「人生に汚点を残したくなくて」ファン58万人のYouTuberが語る“うさぎのような臆病さ”がすごい

    人気チャンネル『kouichitv(コウイチティービー)』を運営するYouTubeクリエイター・コウイチさんに、「活動の中でいつも気をつけていること」を伺った。

    軽い気持ちで発した言葉がSNS上で拡散され、議論の的になり、場合によってはニュースに発展する。

    SNSが広く浸透した今の時代、インフルエンサーや芸能人にとって、炎上はつきものである。

    しかし、そんな中で自ら予防線を張り巡らしながら活動する人もいる。YouTubeクリエイター・コウイチさんもその一人だ。


    彼が運営する『kouichitv(コウイチティービー)』は、「ショートコメディ」という独自のジャンルで人気を集め、現在では58万人以上もの登録者がいる。
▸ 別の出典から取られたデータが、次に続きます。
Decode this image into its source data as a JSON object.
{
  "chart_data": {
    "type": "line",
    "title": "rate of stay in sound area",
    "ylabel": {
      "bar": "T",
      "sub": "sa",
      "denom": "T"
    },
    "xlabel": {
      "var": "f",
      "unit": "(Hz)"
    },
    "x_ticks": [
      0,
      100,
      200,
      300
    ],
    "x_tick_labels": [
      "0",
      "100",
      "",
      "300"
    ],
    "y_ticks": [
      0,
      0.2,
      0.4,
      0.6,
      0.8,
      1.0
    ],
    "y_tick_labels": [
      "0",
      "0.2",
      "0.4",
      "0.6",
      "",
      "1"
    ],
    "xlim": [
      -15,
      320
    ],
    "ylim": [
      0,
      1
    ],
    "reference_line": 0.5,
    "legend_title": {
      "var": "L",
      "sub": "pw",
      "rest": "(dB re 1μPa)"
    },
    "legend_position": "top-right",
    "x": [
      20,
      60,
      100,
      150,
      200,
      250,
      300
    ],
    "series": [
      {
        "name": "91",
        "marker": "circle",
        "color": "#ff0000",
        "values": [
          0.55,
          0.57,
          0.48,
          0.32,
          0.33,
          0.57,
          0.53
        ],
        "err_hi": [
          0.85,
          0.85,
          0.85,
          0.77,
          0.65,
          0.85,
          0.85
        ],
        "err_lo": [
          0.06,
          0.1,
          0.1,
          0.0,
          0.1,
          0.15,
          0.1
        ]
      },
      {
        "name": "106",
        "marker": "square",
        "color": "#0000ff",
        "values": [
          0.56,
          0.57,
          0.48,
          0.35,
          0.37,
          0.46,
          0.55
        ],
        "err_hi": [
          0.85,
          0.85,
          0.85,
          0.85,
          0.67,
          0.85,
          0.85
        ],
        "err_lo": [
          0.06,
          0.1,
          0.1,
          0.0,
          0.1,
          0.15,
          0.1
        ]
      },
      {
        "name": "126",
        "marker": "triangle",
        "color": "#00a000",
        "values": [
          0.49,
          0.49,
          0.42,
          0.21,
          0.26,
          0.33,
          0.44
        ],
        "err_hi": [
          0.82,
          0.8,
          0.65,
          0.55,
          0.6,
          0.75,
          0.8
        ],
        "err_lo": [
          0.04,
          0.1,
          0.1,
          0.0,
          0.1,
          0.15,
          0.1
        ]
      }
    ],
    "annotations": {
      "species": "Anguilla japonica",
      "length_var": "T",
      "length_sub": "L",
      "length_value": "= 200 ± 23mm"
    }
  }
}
    視聴者が多いにも関わらず、彼の動画のコメント欄には目立つアンチコメントはなく、常に治安が良い。自身はその理由を「臆病な性格だからこそ」と語った。


    ーーTwitterでのツイートや著書『最悪な1日』の内容から、コウイチさんはすごく地に足ついているというか、自分を客観視している印象を受けます。

    僕は他のYouTuberとは違い、人間的な人気でファンを増やしてきたわけではない。僕が書いたからといって手にとってもらえるような甘い立ち位置にはいない。だから、本を書くからには絶対に面白くする必要があった。

    著書『最悪な一日』より一部抜粋

    コウイチさん(以下、コウイチ):僕、すごく臆病な性格なんですよ。「人生に汚点を残したくない」って気持ちが強くあって。

    ーーどんな汚点ですか?

    コウイチ:だいたい失敗する人って、調子に乗っているタイミングで足元をすくわれているじゃないですか。昔のロックスターとか天才子役とか、一番高いところにいる時に、周りが見えてなくて失敗しちゃうみたいな。
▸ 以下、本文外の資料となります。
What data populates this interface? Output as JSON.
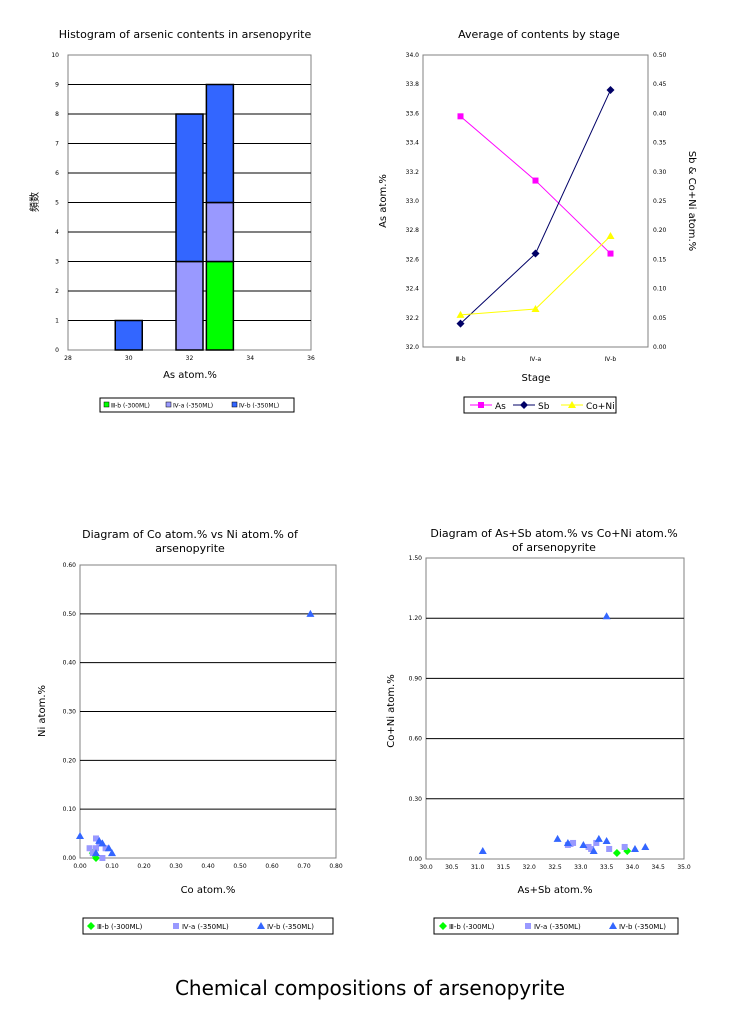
{
  "page": {
    "caption": "Chemical compositions of arsenopyrite"
  },
  "chart_data": [
    {
      "id": "histogram",
      "type": "bar",
      "stacked": true,
      "title": "Histogram of arsenic contents in arsenopyrite",
      "xlabel": "As atom.%",
      "ylabel": "頻数",
      "categories": [
        "30",
        "32",
        "33"
      ],
      "x_ticks": [
        "28",
        "30",
        "32",
        "34",
        "36"
      ],
      "y_ticks": [
        "0",
        "1",
        "2",
        "3",
        "4",
        "5",
        "6",
        "7",
        "8",
        "9",
        "10"
      ],
      "xlim": [
        28,
        36
      ],
      "ylim": [
        0,
        10
      ],
      "series": [
        {
          "name": "Ⅲ-b (-300ML)",
          "color": "#00ff00",
          "values": [
            0,
            0,
            3
          ]
        },
        {
          "name": "Ⅳ-a (-350ML)",
          "color": "#9999ff",
          "values": [
            0,
            3,
            2
          ]
        },
        {
          "name": "Ⅳ-b (-350ML)",
          "color": "#3366ff",
          "values": [
            1,
            5,
            4
          ]
        }
      ],
      "grid": "horizontal",
      "legend": "bottom"
    },
    {
      "id": "average",
      "type": "line",
      "title": "Average of contents by stage",
      "xlabel": "Stage",
      "ylabel": "As atom.%",
      "y2label": "Sb & Co+Ni atom.%",
      "categories": [
        "Ⅲ-b",
        "Ⅳ-a",
        "Ⅳ-b"
      ],
      "y_ticks": [
        "32.0",
        "32.2",
        "32.4",
        "32.6",
        "32.8",
        "33.0",
        "33.2",
        "33.4",
        "33.6",
        "33.8",
        "34.0"
      ],
      "y2_ticks": [
        "0.00",
        "0.05",
        "0.10",
        "0.15",
        "0.20",
        "0.25",
        "0.30",
        "0.35",
        "0.40",
        "0.45",
        "0.50"
      ],
      "ylim": [
        32.0,
        34.0
      ],
      "y2lim": [
        0,
        0.5
      ],
      "series": [
        {
          "name": "As",
          "axis": "left",
          "color": "#ff00ff",
          "marker": "square",
          "values": [
            33.58,
            33.14,
            32.64
          ]
        },
        {
          "name": "Sb",
          "axis": "right",
          "color": "#000066",
          "marker": "diamond",
          "values": [
            0.04,
            0.16,
            0.44
          ]
        },
        {
          "name": "Co+Ni",
          "axis": "right",
          "color": "#ffff00",
          "marker": "triangle",
          "values": [
            0.055,
            0.065,
            0.19
          ]
        }
      ],
      "grid": "none",
      "legend": "bottom"
    },
    {
      "id": "co-ni",
      "type": "scatter",
      "title": "Diagram of Co atom.% vs Ni atom.% of arsenopyrite",
      "xlabel": "Co atom.%",
      "ylabel": "Ni atom.%",
      "x_ticks": [
        "0.00",
        "0.10",
        "0.20",
        "0.30",
        "0.40",
        "0.50",
        "0.60",
        "0.70",
        "0.80"
      ],
      "y_ticks": [
        "0.00",
        "0.10",
        "0.20",
        "0.30",
        "0.40",
        "0.50",
        "0.60"
      ],
      "xlim": [
        0,
        0.8
      ],
      "ylim": [
        0,
        0.6
      ],
      "series": [
        {
          "name": "Ⅲ-b (-300ML)",
          "color": "#00ff00",
          "marker": "diamond",
          "points": [
            [
              0.04,
              0.01
            ],
            [
              0.05,
              0.0
            ]
          ]
        },
        {
          "name": "Ⅳ-a (-350ML)",
          "color": "#9999ff",
          "marker": "square",
          "points": [
            [
              0.03,
              0.02
            ],
            [
              0.05,
              0.04
            ],
            [
              0.06,
              0.03
            ],
            [
              0.04,
              0.01
            ],
            [
              0.07,
              0.0
            ],
            [
              0.08,
              0.02
            ],
            [
              0.05,
              0.02
            ]
          ]
        },
        {
          "name": "Ⅳ-b (-350ML)",
          "color": "#3366ff",
          "marker": "triangle",
          "points": [
            [
              0.0,
              0.045
            ],
            [
              0.05,
              0.01
            ],
            [
              0.06,
              0.035
            ],
            [
              0.07,
              0.03
            ],
            [
              0.09,
              0.02
            ],
            [
              0.1,
              0.01
            ],
            [
              0.72,
              0.5
            ]
          ]
        }
      ],
      "grid": "horizontal",
      "legend": "bottom"
    },
    {
      "id": "assb-coni",
      "type": "scatter",
      "title": "Diagram of As+Sb atom.% vs Co+Ni atom.% of arsenopyrite",
      "xlabel": "As+Sb atom.%",
      "ylabel": "Co+Ni atom.%",
      "x_ticks": [
        "30.0",
        "30.5",
        "31.0",
        "31.5",
        "32.0",
        "32.5",
        "33.0",
        "33.5",
        "34.0",
        "34.5",
        "35.0"
      ],
      "y_ticks": [
        "0.00",
        "0.30",
        "0.60",
        "0.90",
        "1.20",
        "1.50"
      ],
      "xlim": [
        30,
        35
      ],
      "ylim": [
        0,
        1.5
      ],
      "series": [
        {
          "name": "Ⅲ-b (-300ML)",
          "color": "#00ff00",
          "marker": "diamond",
          "points": [
            [
              33.7,
              0.03
            ],
            [
              33.9,
              0.04
            ]
          ]
        },
        {
          "name": "Ⅳ-a (-350ML)",
          "color": "#9999ff",
          "marker": "square",
          "points": [
            [
              32.75,
              0.07
            ],
            [
              32.85,
              0.08
            ],
            [
              33.15,
              0.06
            ],
            [
              33.3,
              0.08
            ],
            [
              33.55,
              0.05
            ],
            [
              33.85,
              0.06
            ],
            [
              32.8,
              0.075
            ],
            [
              33.2,
              0.05
            ]
          ]
        },
        {
          "name": "Ⅳ-b (-350ML)",
          "color": "#3366ff",
          "marker": "triangle",
          "points": [
            [
              31.1,
              0.04
            ],
            [
              32.55,
              0.1
            ],
            [
              32.75,
              0.08
            ],
            [
              33.05,
              0.07
            ],
            [
              33.25,
              0.04
            ],
            [
              33.35,
              0.1
            ],
            [
              33.5,
              0.09
            ],
            [
              34.05,
              0.05
            ],
            [
              34.25,
              0.06
            ],
            [
              33.5,
              1.21
            ]
          ]
        }
      ],
      "grid": "horizontal",
      "legend": "bottom"
    }
  ]
}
    そういうのを知っていたので、自分は絶対そうならないぞって思っているんです。

    あとは、普段から見てる人に対して自分が嫌悪感や不信感を抱いた瞬間を感覚として覚えていて。

    視聴者から見て、こういうことをすれば気にさわるな、とかを考えて動くようにしているんです。

    ーー予防線の張り方がすごい。

    コウイチ:僕は8年前の高校1年生の時からYouTubeをやっているんですが、最初は全く見られなくて。すぐに動画が伸びていたら、調子に乗っていたのかもしれないんですが。

    見られていない期間にフィールドを観察できたのが大きいかもしれません。失敗をしてもダメージがある範囲じゃないっていうか、炎上するだけの薪がないっていう状態で。

    ーーコウイチさんの「臆病さ」は理解できるんですが、それと同じくらい尖っている部分もある気がします。『若手ユーチューバーの特徴』とか、攻めてるなって。

    YouTubeでこの動画を見る

    youtube.com

    この動画では、YouTuberにありがちな特徴を皮肉を交えながら表現している。

    コウイチ:たまにこういうことをしたくなる時がありますね。不満とか愚痴をストレートにツイートすると、すごくトゲが出てしまうので。

    動画でコーティングしてアウトプットすると、本当に自分にしかわからない。嫌味とか。

    別に誰にも伝わらなくていい、とりあえず排出してるみたいなところはあります。

    ーー自分がどう見られているかを意識しているからこそ、少し尖った動画を出しても燃えないんだなと感じます。人って痛い目を見ないと学ばないところがあると思うんですけど、徹底して気を配れているのはなぜなんでしょうか。

    コウイチ:炎上している方を見ると、どうしても自分ごととして捉えてしまって、恐ろしくなるんですよ。こうなったら最悪だなって。

    多くの方は「炎上してる」ってだけで終わって、すぐ忘れると思うんですが。立場が近いのもあって、僕はいずれ自分もああなるかもしれないって思うんです。

    炎上だけでなく、誰でも犯罪者になる可能性があるし、ひょんなことからどん底に落ちるかもしれない。

    ーー人生の「かもしれない運転」ですね。

    コウイチ:いつ借金まみれになるかもわからないですし。そういう失敗をしないため、今後も気をつけていきます。

    <コウイチ(kouichitv)>

    1996年生まれ。北海道出身。高校1年生のときに、YouTubeチャンネル「kouichitv」を開始。メンバーは谷くん、わたこう。動画のほとんどを一人で制作。3分以内のショートコメディが主で、謎めいたオチ、実在しそうなヤバい人物など、皮肉の効いたシュールな世界で独特の存在感を放つ。短編映画祭にエントリーした『最悪な一日』が特別賞を受賞。2021年3月には初の著書『最悪な一日』を出版した。